If the company is very small, it might not be the right thing to fully automate everything.
Two separate instances installed manually
Create a VPS (eg. a Google VM instance), manually install everything needed for the application to run and for the tests to run. Clone the machibe so we have two copies. One for production and one for testing. The CI system triggered by a commit, can connect to the test server, upload the current code (e.g. the code from the current commit in the version control system) and use that machine for testing. Because the two machines are identical we can be reasonably sure that if the tests pass on the test-machine then that part of the code would work on the production machine as well.
In order to save money, the test server can be launched and stopped by the CI system, so in environments, such as the Google Cloud, we would only incur high cost when the tests, and thus the test-machine, are running. (Machines that are not running are a lot cheaper than running instances.)
The main drawback of this approach is that if we need to add another piece of software to the stack, or if we need to upgrade some third-party library, we'll need to do it on both the test-instance and the production-instance. This can be error-prone and time-consuming, but if we only have two machines it might be still cheaper and faster than automating the whole process.
Another issue with this solution is the question of timing. You might make some changes to your code in development that requires an upgrade of a third-party library. So you upgrade it on the test-server immediately, but when do you upgrade it on the production-server? The new version might not be compatible with your old code so these two pieces are interdependent. You'll have to upgrade them at the same time on the production server as well.
Using an image to create the test- and production- instances
After manually installing one server we can create an image of the hard disk and then we can use that image to start both the test-instance and the production-instance. When we need a new piece of software to be installed we launch a new instance based on the image. Manually install or upgrade the software and create a new image. We should number the images or use timestamps to be able to tell them apart. Then during testing we'll use the new image. Once we are ready to deploy we start a new production-server based on the new image.

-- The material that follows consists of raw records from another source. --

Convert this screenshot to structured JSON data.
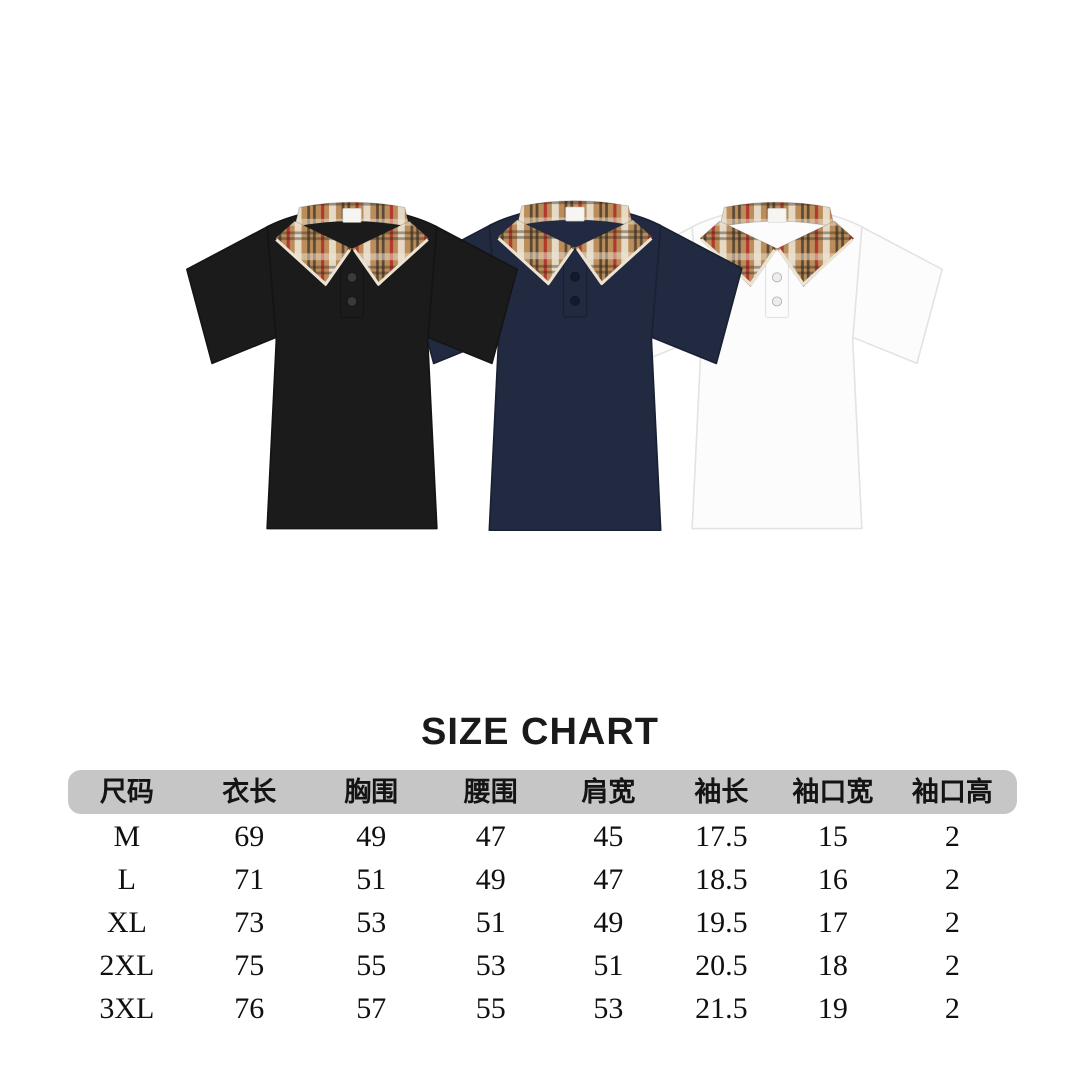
{
  "colors": {
    "page_bg": "#ffffff",
    "title": "#1a1a1a",
    "header_bg": "#c6c6c6",
    "header_text": "#141414",
    "row_text": "#101010",
    "collar_base": "#bb8d5a",
    "collar_light": "#ece3d3",
    "collar_dark": "#2b2620",
    "collar_red": "#b02420",
    "label": "#f6f5f2"
  },
  "products": {
    "description": "three short-sleeve polo shirts with tan check collars",
    "items": [
      {
        "id": "polo-black",
        "color_name": "black",
        "body": "#1b1b1b",
        "outline": "#141414",
        "button": "#3a3a3a"
      },
      {
        "id": "polo-navy",
        "color_name": "navy",
        "body": "#222a41",
        "outline": "#1a2033",
        "button": "#131a2c"
      },
      {
        "id": "polo-white",
        "color_name": "white",
        "body": "#fcfcfc",
        "outline": "#e3e3e3",
        "button": "#ededed"
      }
    ]
  },
  "chart_data": {
    "type": "table",
    "title": "SIZE CHART",
    "columns": [
      "尺码",
      "衣长",
      "胸围",
      "腰围",
      "肩宽",
      "袖长",
      "袖口宽",
      "袖口高"
    ],
    "rows": [
      [
        "M",
        "69",
        "49",
        "47",
        "45",
        "17.5",
        "15",
        "2"
      ],
      [
        "L",
        "71",
        "51",
        "49",
        "47",
        "18.5",
        "16",
        "2"
      ],
      [
        "XL",
        "73",
        "53",
        "51",
        "49",
        "19.5",
        "17",
        "2"
      ],
      [
        "2XL",
        "75",
        "55",
        "53",
        "51",
        "20.5",
        "18",
        "2"
      ],
      [
        "3XL",
        "76",
        "57",
        "55",
        "53",
        "21.5",
        "19",
        "2"
      ]
    ],
    "layout": {
      "header_style": "gray rounded bar",
      "grid": "off",
      "rows_area": "plain white"
    }
  }
}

This has the advantage that we don't need to remember to install/upgrade packages during the deployment. It also has a huge disadvantage that we need to make sure to direct the network traffic to the new production-server and that any persistant information that was on the serve either gets lost or must be transferred. So having this procedure with a database server is much harder than with a web server that uses a separate machine as a database server. With a web server, we also need to make sure that all the session information is preserved. Either by transferring them to the new instances, or by not having them on the web server in the first place.
Using configuration-management system to create and maintain the instances
An interesting alternative is to create a configuration management script with one of the tools such as Ansible, Chef, Puppet. (There are many others, and for simple cases you can even write a shell script to do the job).
You would ue this script to setup and change both the test- and production- instances. This has the huge advantage that even if you have hundreds, or thousands of instances, you can still maintain them with a single script.
When you need a change during development, you make this change in the configuration files in a branch so that only the test-servers see the change. When time comes to deploy the new code and you need to change the configuration of your production-servers as well, you merge the changes of the configuration management script as well and when you run them you will upgrade the production-servers exactly in the same manner as you did with the test servers.
The big issue with this approach is that setting up a server can take a lot of time.
What do I mean by that?
When we installed the server manually it took as hours of manual labor. Now the configuration script - that we worked on for days - can handle it in 20 minutes. So am I spoiled now that I say it is a log of time? Well, yes and now.
If setting up the test instance takes 20 minutes that means every time the CI runs I have to pay for the test-servers doing no useful work for those minutes and the developers don't get their feedback from the CI system for at least 20 minutes. If the actual test only runs for 5 minutes, then having a 20-minute overhead is not a very good idea.